What new Sh100 billion fuel subsidy means to Tanzania

Wednesday May 11 2022
Makamba pic

Energy minister January Makamba speaking in Parliament on Tuesday, May 10. PHOTO | MERCIFUL MUNUO

By Alawi Masare

Dar es Salaam. Retail fuel prices could drop by around Sh300 per litre from next month after the government announced a Sh100 billion subsidy yesterday.

Petrol, diesel and kerosene prices soared to record highs of above Sh3,000 per litre earlier this month after global oil prices shot up following sanctions imposed on Russia – a major producer – for its invasion of Ukraine.

Also Read: Tanzania government announces Sh100 billion fuel subsidy

As part of efforts to reduce the cost of living, Energy minister January Makamba yesterday announced the Sh100 billion relief package aimed at pushing down prices from June, with further fiscal and long-term measures expected when the government tables its 2022/23 Budget.

“The ministry will raise the sum by cuttings costs under the current budget without affecting any of the ongoing development projects,” Mr Makamba told Parliament.

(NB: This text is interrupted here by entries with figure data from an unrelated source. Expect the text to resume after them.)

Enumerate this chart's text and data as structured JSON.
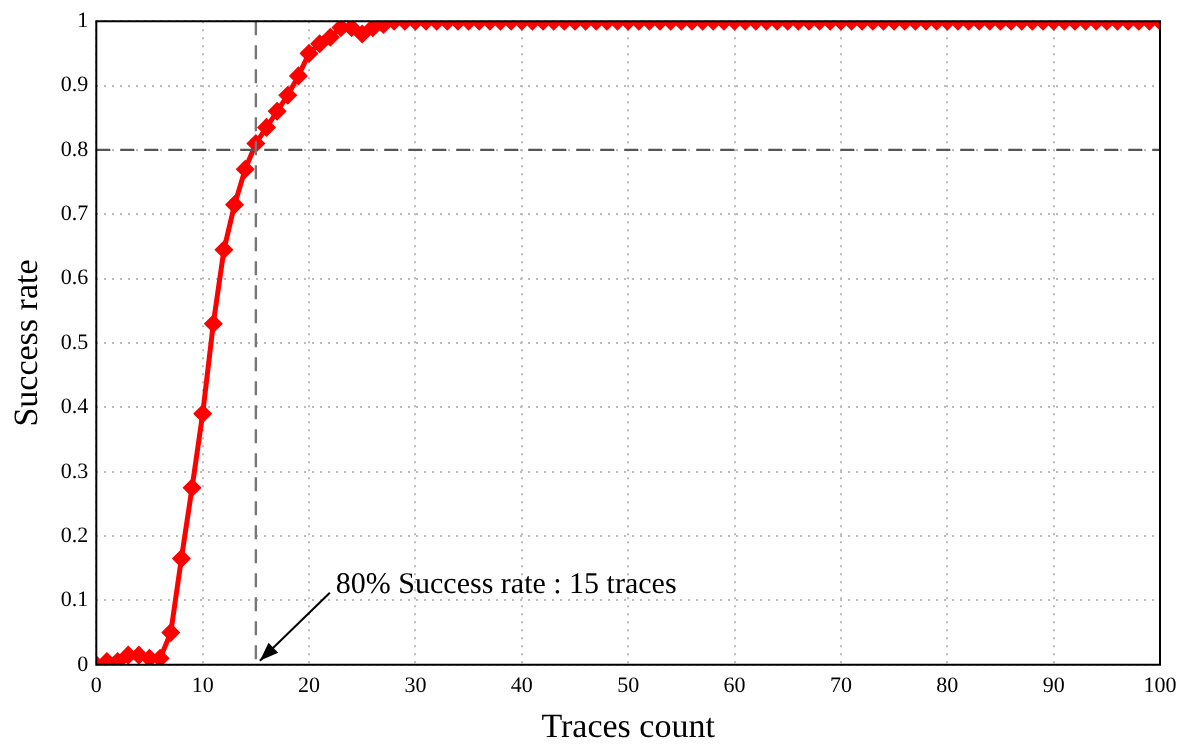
{
  "chart_data": {
    "type": "line",
    "xlabel": "Traces count",
    "ylabel": "Success rate",
    "x": [
      0,
      1,
      2,
      3,
      4,
      5,
      6,
      7,
      8,
      9,
      10,
      11,
      12,
      13,
      14,
      15,
      16,
      17,
      18,
      19,
      20,
      21,
      22,
      23,
      24,
      25,
      26,
      27,
      28,
      29,
      30,
      31,
      32,
      33,
      34,
      35,
      36,
      37,
      38,
      39,
      40,
      41,
      42,
      43,
      44,
      45,
      46,
      47,
      48,
      49,
      50,
      51,
      52,
      53,
      54,
      55,
      56,
      57,
      58,
      59,
      60,
      61,
      62,
      63,
      64,
      65,
      66,
      67,
      68,
      69,
      70,
      71,
      72,
      73,
      74,
      75,
      76,
      77,
      78,
      79,
      80,
      81,
      82,
      83,
      84,
      85,
      86,
      87,
      88,
      89,
      90,
      91,
      92,
      93,
      94,
      95,
      96,
      97,
      98,
      99,
      100
    ],
    "series": [
      {
        "color": "#ff0000",
        "values": [
          0,
          0.005,
          0.005,
          0.015,
          0.015,
          0.01,
          0.01,
          0.05,
          0.165,
          0.275,
          0.39,
          0.53,
          0.645,
          0.715,
          0.77,
          0.81,
          0.835,
          0.86,
          0.885,
          0.915,
          0.95,
          0.965,
          0.975,
          0.99,
          0.99,
          0.98,
          0.99,
          0.995,
          1,
          1,
          1,
          1,
          1,
          1,
          1,
          1,
          1,
          1,
          1,
          1,
          1,
          1,
          1,
          1,
          1,
          1,
          1,
          1,
          1,
          1,
          1,
          1,
          1,
          1,
          1,
          1,
          1,
          1,
          1,
          1,
          1,
          1,
          1,
          1,
          1,
          1,
          1,
          1,
          1,
          1,
          1,
          1,
          1,
          1,
          1,
          1,
          1,
          1,
          1,
          1,
          1,
          1,
          1,
          1,
          1,
          1,
          1,
          1,
          1,
          1,
          1,
          1,
          1,
          1,
          1,
          1,
          1,
          1,
          1,
          1,
          1
        ]
      }
    ],
    "xlim": [
      0,
      100
    ],
    "xticks": [
      0,
      10,
      20,
      30,
      40,
      50,
      60,
      70,
      80,
      90,
      100
    ],
    "ylim": [
      0,
      1
    ],
    "yticks": [
      0,
      0.1,
      0.2,
      0.3,
      0.4,
      0.5,
      0.6,
      0.7,
      0.8,
      0.9,
      1
    ],
    "ref_lines": [
      {
        "axis": "y",
        "value": 0.8,
        "color": "#555555",
        "line_style": "dashed"
      },
      {
        "axis": "x",
        "value": 15,
        "color": "#777777",
        "line_style": "dashed"
      }
    ],
    "annotations": [
      {
        "text": "80% Success rate : 15 traces",
        "x": 15,
        "y": 0
      }
    ],
    "grid": true,
    "legend": false,
    "marker": "diamond",
    "line_style": "solid"
  }
}
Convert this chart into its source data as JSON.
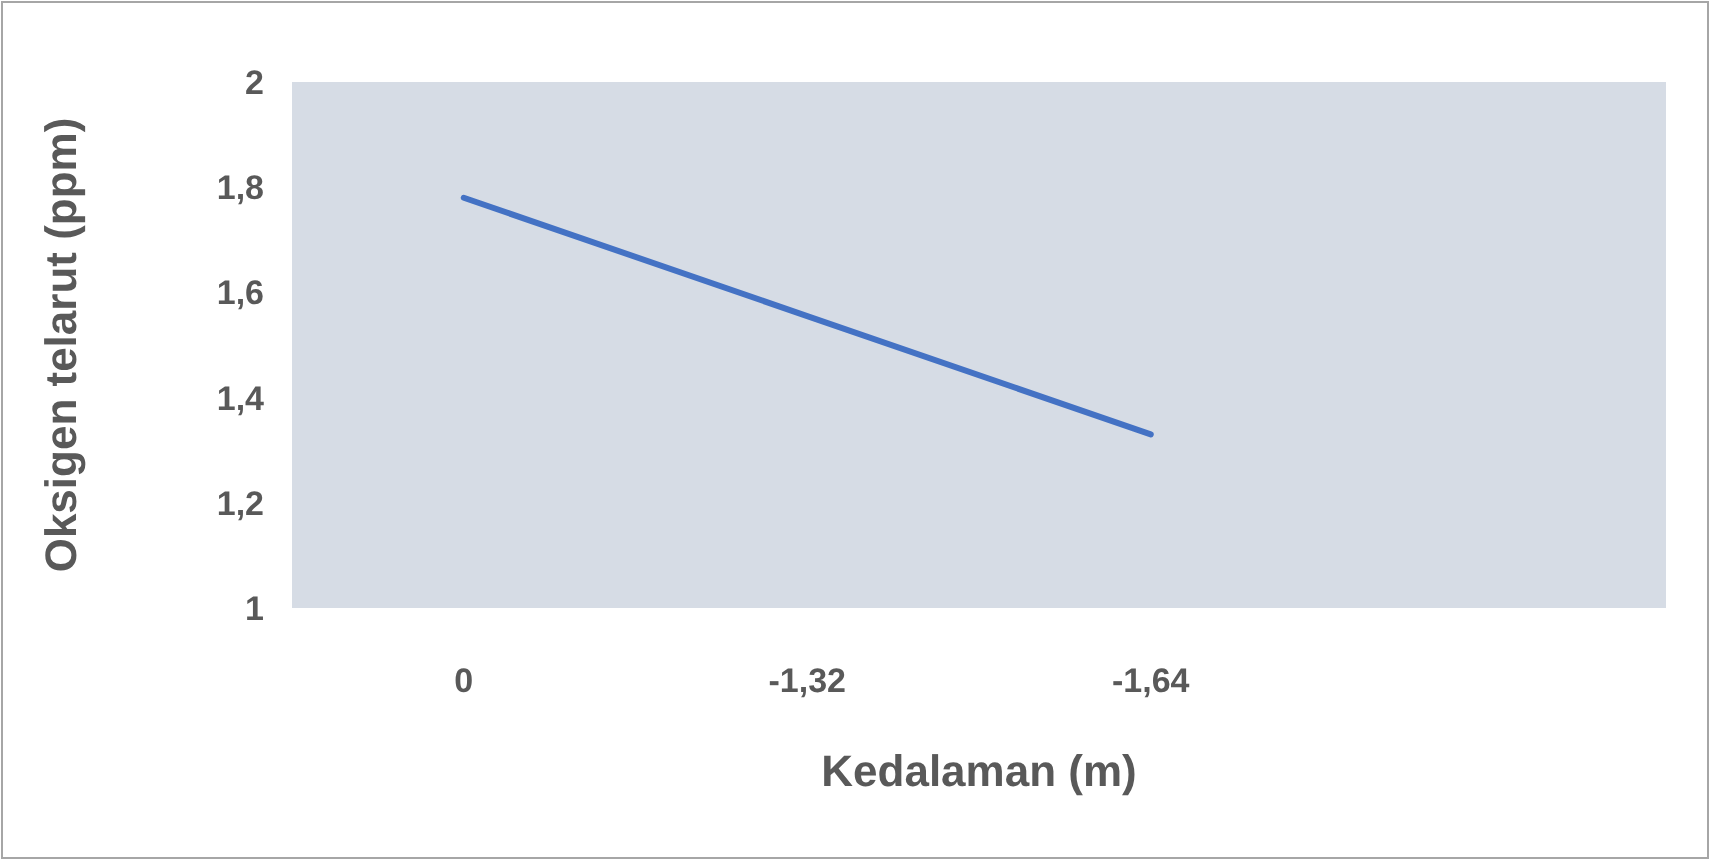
{
  "chart_data": {
    "type": "line",
    "xlabel": "Kedalaman (m)",
    "ylabel": "Oksigen telarut (ppm)",
    "categories": [
      "0",
      "-1,32",
      "-1,64",
      null
    ],
    "series": [
      {
        "color": "#4472c4",
        "values": [
          1.78,
          1.555,
          1.33,
          null
        ]
      }
    ],
    "ylim": [
      1,
      2
    ],
    "yticks": [
      1,
      {
        "value": 1.2,
        "label": "1,2"
      },
      {
        "value": 1.4,
        "label": "1,4"
      },
      {
        "value": 1.6,
        "label": "1,6"
      },
      {
        "value": 1.8,
        "label": "1,8"
      },
      2
    ],
    "line_style": "solid"
  }
}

Some 3.8 billion litres of petrol, diesel and kerosene were consumed in Tanzania in 2021, according to the Energy and Water Utilities Regulatory Authority (Ewura).


Going by that figure, the monthly consumption is estimated at 317 million litres, with while daily consumption stands at about 10.5 million litres.

If the relief package will be equally applied to the three petroleum products, prices may fall by about Sh315 per litre from the anticipated July levels, according calculations done by The Citizen.

More measures

Mr Makamba said the government could not further reduce levies and charges paid to government institutions as the move would not have a significant impact on fuel prices. Last year, the government removed Sh38 in levies charged on every litre.

Mr Makamba said the government was instead seeking soft loans from the International Monetary Fund (IMF) and the World Bank to create a relief in prices of fuel and other essential commodities.

“We are in the process of securing a loan that will relieve consumers of the burden of high fuel prices in the next financial year,” he said.

Other measures in pipeline include allowing individual companies to import fuel at lower prices.

Currently, all fuels used in Tanzania is imported through the Bulk Procurement System in which a single company is awarded a tender.

Other measures include the establishment of a stabilisation fund that will help to stabilise fuel prices during crises; establishment of a national strategic petroleum reserve; setting up of a petroleum hub for supplying fuel locally and to neighbouring countries, and establishment of a single receiving terminal that will cut demurrage (ship waiting) charges.

Mr Makamba added that the government was working to enable Tanzania Petroleum Development Corporation (TPDC) to resume fuel importation.

Mixed reception

The opposition ACT-Wazalendo – which has been campaigning for the removal of Sh500 in levies and charges from every litre of fuel – commended the government, but said more needs to be done.

The party’s spokesperson for energy, Mr Isihaka Mchinjita, said in a statement the government should take further measures to push down fuel prices.

“This measure will probably reduce fuel prices by between Sh250 and Sh320 per litre, but we think that fiscal measures such as removing taxes and charges also need to be taken,” he said.

Mr Mchinjita added that the subsidy should start immediately instead of waiting until next month.

He said the importance of having a strategic fuel reserve cannot be overstated, adding that TPDC should have begun importing fuel last year.

Tanzania Association of Oil Marketing Companies (Taomac) executive director Raphael Mgaya said the government’s move would go a long way in stabilising fuel prices. “We commend the government for this bold step, and we believe the subsidy will significantly reduce the prices,” he said.

Oil accounted for 20.9 percent of goods and services worth $11.74 billion Tanzania imported in 2021, according to the Bank of Tanzania.